The Pilgrim God: Reflections on the Story of Jesus

112. Scenes From An Execution V: The Naked God (John 19:23-24)

On the last day of his life, Jesus gave meaning to Barabbas and helped Simon discover love. Now he had arrived at Calvary. His execution was about to begin. He was about to die. The time had come to show humans how to use the "things" they needed in order to get through this life. The time had come to show them how they should use "things" in order to live happily for eternity.

There on Calvary Jesus preached his message by action rather than by words. Just before he was nailed to the cross, he was stripped of his last earthly possessions, his clothes. He died as he had been born, owning nothing on this earth. He went to face his Father as every one of us will face that same Father ... naked, bereft of all earthly possessions. He demonstrated to all who could see and understand that living well does not depend on what a person has but what they are.

The fact of the matter is that none of us dies rich and none of us dies poor. We simply die, entering eternity as we entered time, owning not one thing. This absence of things is no problem for those living in heaven. But such absence is a problem here as we try to make our to heaven. To get to the next life we must first run the race of this life, and in this life a modicum of things is important. We need to eat. We need shelter. And we must use "things" to satisfy these needs. There is nothing wrong with that. The problem is not in having things but in things having us ... in having things dominate our lives. This can happen even when a we have nothing. As Augustine remarked:

"What advantage is there in standing with empty hands if your heart is filled with the desire for everything." Commentary on Psalm 51, 14

Having things is not wrong. What is wrong is having our things define our lives. When we begin to depend on things for our importance, when we begin to depend on our things to have something to love, then they begin to tie us down. They begin to interfere with the one great project in our lives: to follow the path of Jesus leading to our resurrection.

To live well in this life we must be free of our possessions even as we use them and enjoy them.
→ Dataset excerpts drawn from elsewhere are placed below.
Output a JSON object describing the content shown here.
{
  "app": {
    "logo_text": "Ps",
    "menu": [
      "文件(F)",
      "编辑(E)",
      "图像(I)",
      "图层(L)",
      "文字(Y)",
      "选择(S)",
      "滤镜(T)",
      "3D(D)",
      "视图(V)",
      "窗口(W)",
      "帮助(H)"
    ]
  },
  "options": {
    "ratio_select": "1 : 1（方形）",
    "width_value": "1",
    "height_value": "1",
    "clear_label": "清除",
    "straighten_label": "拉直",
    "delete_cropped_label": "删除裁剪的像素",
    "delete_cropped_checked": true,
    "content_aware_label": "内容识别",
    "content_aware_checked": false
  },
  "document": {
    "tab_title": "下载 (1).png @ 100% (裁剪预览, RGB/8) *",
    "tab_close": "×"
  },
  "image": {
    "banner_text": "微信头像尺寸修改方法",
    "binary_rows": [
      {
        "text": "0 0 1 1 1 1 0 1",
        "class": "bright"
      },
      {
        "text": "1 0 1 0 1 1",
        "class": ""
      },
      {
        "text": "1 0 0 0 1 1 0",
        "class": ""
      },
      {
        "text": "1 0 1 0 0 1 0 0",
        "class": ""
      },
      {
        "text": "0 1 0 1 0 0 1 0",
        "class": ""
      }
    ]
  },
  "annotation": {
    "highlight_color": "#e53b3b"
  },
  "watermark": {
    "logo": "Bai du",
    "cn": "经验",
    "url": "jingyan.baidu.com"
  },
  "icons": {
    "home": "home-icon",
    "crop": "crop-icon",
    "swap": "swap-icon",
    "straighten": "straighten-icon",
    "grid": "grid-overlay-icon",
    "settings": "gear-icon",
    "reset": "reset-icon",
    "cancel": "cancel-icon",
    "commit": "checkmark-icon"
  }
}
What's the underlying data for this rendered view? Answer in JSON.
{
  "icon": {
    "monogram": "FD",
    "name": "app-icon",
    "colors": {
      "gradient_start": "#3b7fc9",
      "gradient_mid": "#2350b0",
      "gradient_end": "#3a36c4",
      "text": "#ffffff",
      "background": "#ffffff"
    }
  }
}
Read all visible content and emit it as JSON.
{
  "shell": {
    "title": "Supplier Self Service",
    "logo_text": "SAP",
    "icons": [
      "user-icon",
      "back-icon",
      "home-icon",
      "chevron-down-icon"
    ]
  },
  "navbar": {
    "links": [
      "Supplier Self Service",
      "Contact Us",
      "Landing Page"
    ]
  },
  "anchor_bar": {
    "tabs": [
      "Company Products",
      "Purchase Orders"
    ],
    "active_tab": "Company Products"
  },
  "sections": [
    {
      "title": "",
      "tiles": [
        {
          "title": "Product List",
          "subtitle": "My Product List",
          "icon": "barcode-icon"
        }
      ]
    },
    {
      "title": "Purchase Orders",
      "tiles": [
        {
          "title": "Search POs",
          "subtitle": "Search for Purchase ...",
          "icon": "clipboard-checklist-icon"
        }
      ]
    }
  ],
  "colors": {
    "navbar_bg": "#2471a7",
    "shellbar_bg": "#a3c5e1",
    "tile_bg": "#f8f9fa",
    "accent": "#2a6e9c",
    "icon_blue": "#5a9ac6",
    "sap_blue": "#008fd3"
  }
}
It is a hard thing to do. We live our lives on earth as dusty angels. We thirst for eternal life but at the same time we fear the end of this life. We are like Augustine, who said once that he would not mind at all going to heaven right away as long as he did not have to die to do it.

We understandably fear death and sometimes we begin to think that we can protect our lives by surrounding ourselves with more and more things. We build walls around our lives with our things, things that are exclusively ours.

If we have enough things (we think) then our lives will be secure. We will have the "good life" because we have so many "good things".

If we have enough things (we think) we will be popular. Things will make us loved. If we have enough things (we think) we will be important. Our lives will have meaning. The death of Jesus Christ on the cross reminds us that things will not give us life, things will not help us die. After death there will be no mine or yours. In heaven we shall own nothing, because we shall each own the God who is everything.

The message of the scene on Calvary where Jesus hangs on his cross and others argue at his feet over his last few earthly possessions is very clear. We must indeed take care of our present and provide for our future life on earth, but in the process we must not lose sight of where we are going. We must not lose sight of how much we really need to have a "good" life and a "happy" life hereafter.

As Jesus died on the cross he had literally "no thing" but his life was rich and fulfilled. He had accomplished his grand purpose, the salvation of humanity. He had drawn to him some who truly loved him. He had proven to all of us that the value of our lives and the warmth of our loves does not depend on having "anything". Living well means living nobly. To live forever happy means to live a life of love. Doing that, we may die poor but we shall be rich for all eternity.